British Election's 21st Century Dirty Trick

Dirty tricks in elections are as old as elections themselves. They are part of the reason that many voters are turned off, not understanding that they are part of the game. When they don't disenfranchise anyone, they are harmless. And if well executed, they take on the glory of a really good practical joke. This year, the British Conservatives have struck with a 21st Century move, a trick website targeting a sitting Liberal Democrat MP. Dick Tuck would be proud.

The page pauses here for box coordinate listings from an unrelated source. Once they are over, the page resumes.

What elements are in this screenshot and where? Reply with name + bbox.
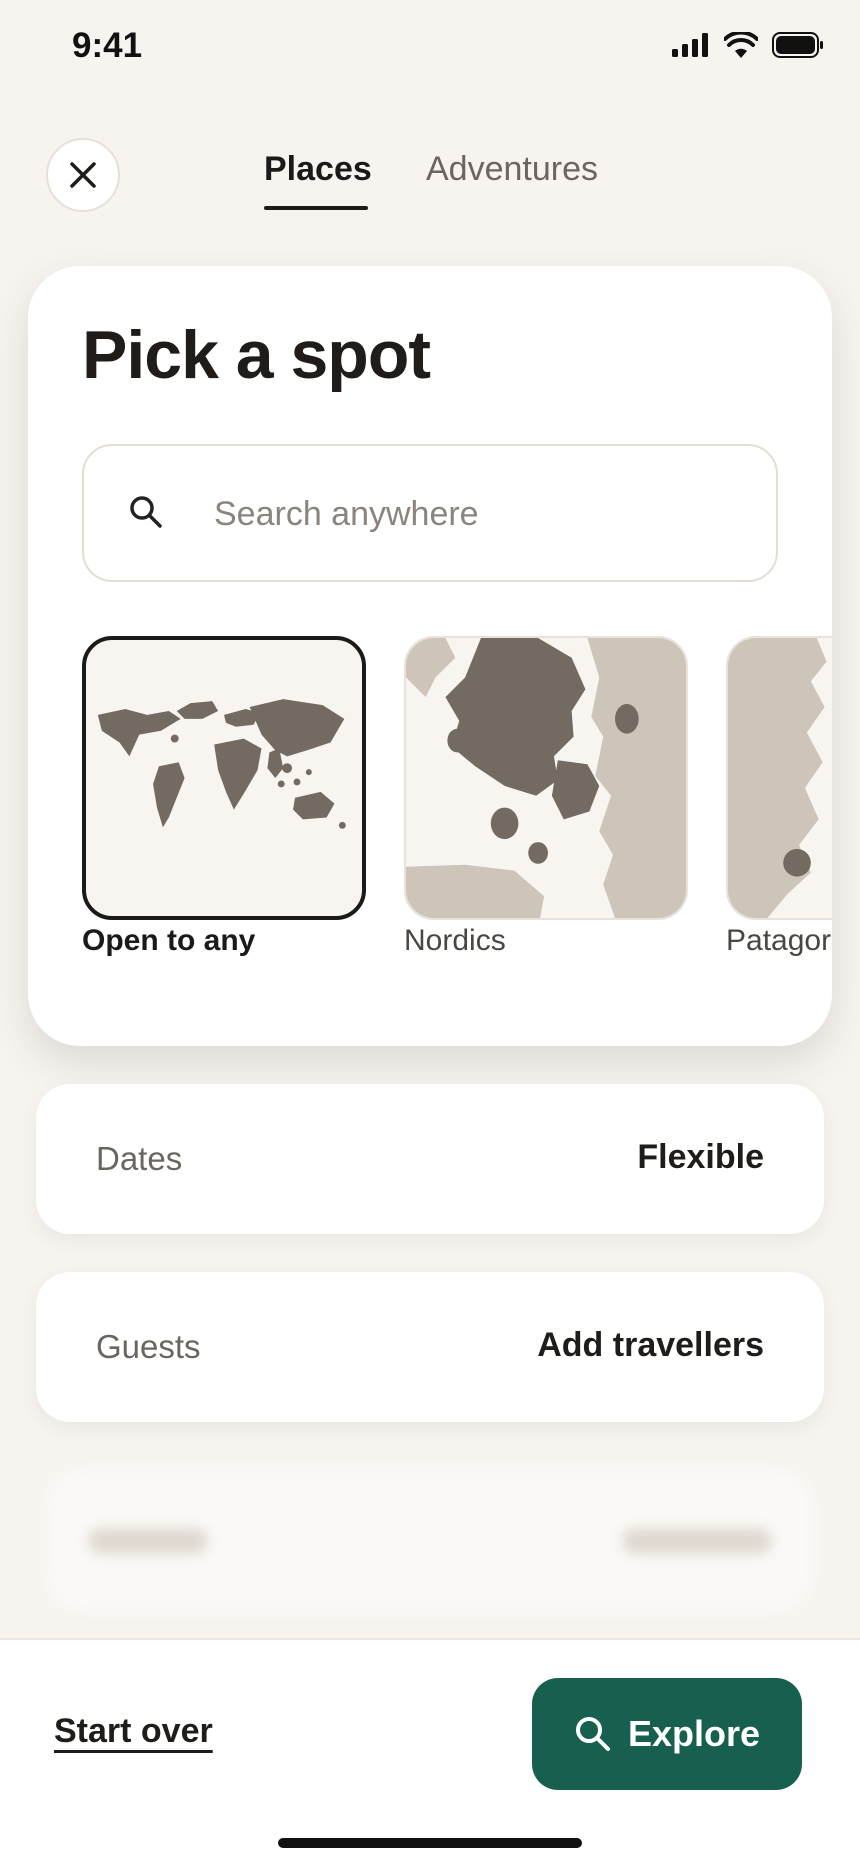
- status-time: 9:41: [72, 26, 143, 65]
- region-label: Patagor: [726, 924, 832, 957]
- region-open-to-any[interactable]: Open to any: [82, 636, 366, 958]
- search-field[interactable]: [82, 444, 778, 582]
- world-map-icon: [97, 699, 346, 829]
- bottom-action-bar: Start over Explore: [0, 1638, 860, 1864]
- region-label: Nordics: [404, 924, 506, 957]
- status-bar: 9:41: [0, 0, 860, 100]
- blurred-value: [622, 1528, 772, 1554]
- blurred-row: [48, 1470, 812, 1610]
- region-patagonia[interactable]: Patagor: [726, 636, 832, 958]
- blurred-label: [88, 1528, 208, 1554]
- place-picker-card: Pick a spot Search anywhere Open to any …: [28, 266, 832, 1046]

Mark Oaten is the sitting MP for Winchester, a member of the Liberal Democrats. His website is a rather unimaginatively chosen one -- www.markoaten.com. However, those in the UK are more familiar with the web syntax that usually gives them website suffixes like "ac.uk" or "co.uk." The Conservative Party's candidate, George Hollingberry, is using www.markoaten.co.uk as one of his sites. He says a third party bought it and let him use it. So, when people try to go to Mark Oaten's site, they don't get there if they use standard UK nomenclature -- they get the Tory site.

Mr. Oaten, who would probably win in any cybersquatting lawsuit, has demanded that Mr. Hollingberry call off the trick, saying it was "pretty pathetic." Whether Mr. Hollingberry will do so or not remains to be seen, but he claims this is just an example of "smart campaigning." Since the Labour candidate, Patrick Davies, isn't getting any press attention because of the row, he has called it a "piffling issue." UK Independence Party candidate David Abbott appears not to have commented as yet.

There was a time in British politics when the dirty trick was less technological. An apocryphal story has a die-hard Liberal activist taking an election flier from each of the other parties and wrapping them around two bricks. The brick with the Labour leaflet would go through the window of local Tory Party headquarters late one night, while the other brick surrounded in its Conservative leaflet would crash through a window at Labour's HQ. What made this so delightful came next -- a press release from the Liberal condemning the hooliganism of the other two parties.

Don Segretti, a minor player in the Watergate scandal, labeled these kinds of dirty tricks with a vulgarism for copulation with a rat. But by whatever name, it seems that these election shenanigans (distinct from stealing an election, which is a dirty trick and then some) have entered the third millennium thanks to Mr. Hollingberry. But the best dirty trick in Winchester this year might be the final candidate on the ballot -- an independent named Arthur Pendragon. His website is www.pendragon-independent.org, and perhaps running as King Arthur isn't such a dirty trick at all. Providing of course, the voter can be bothered to look him up at the library.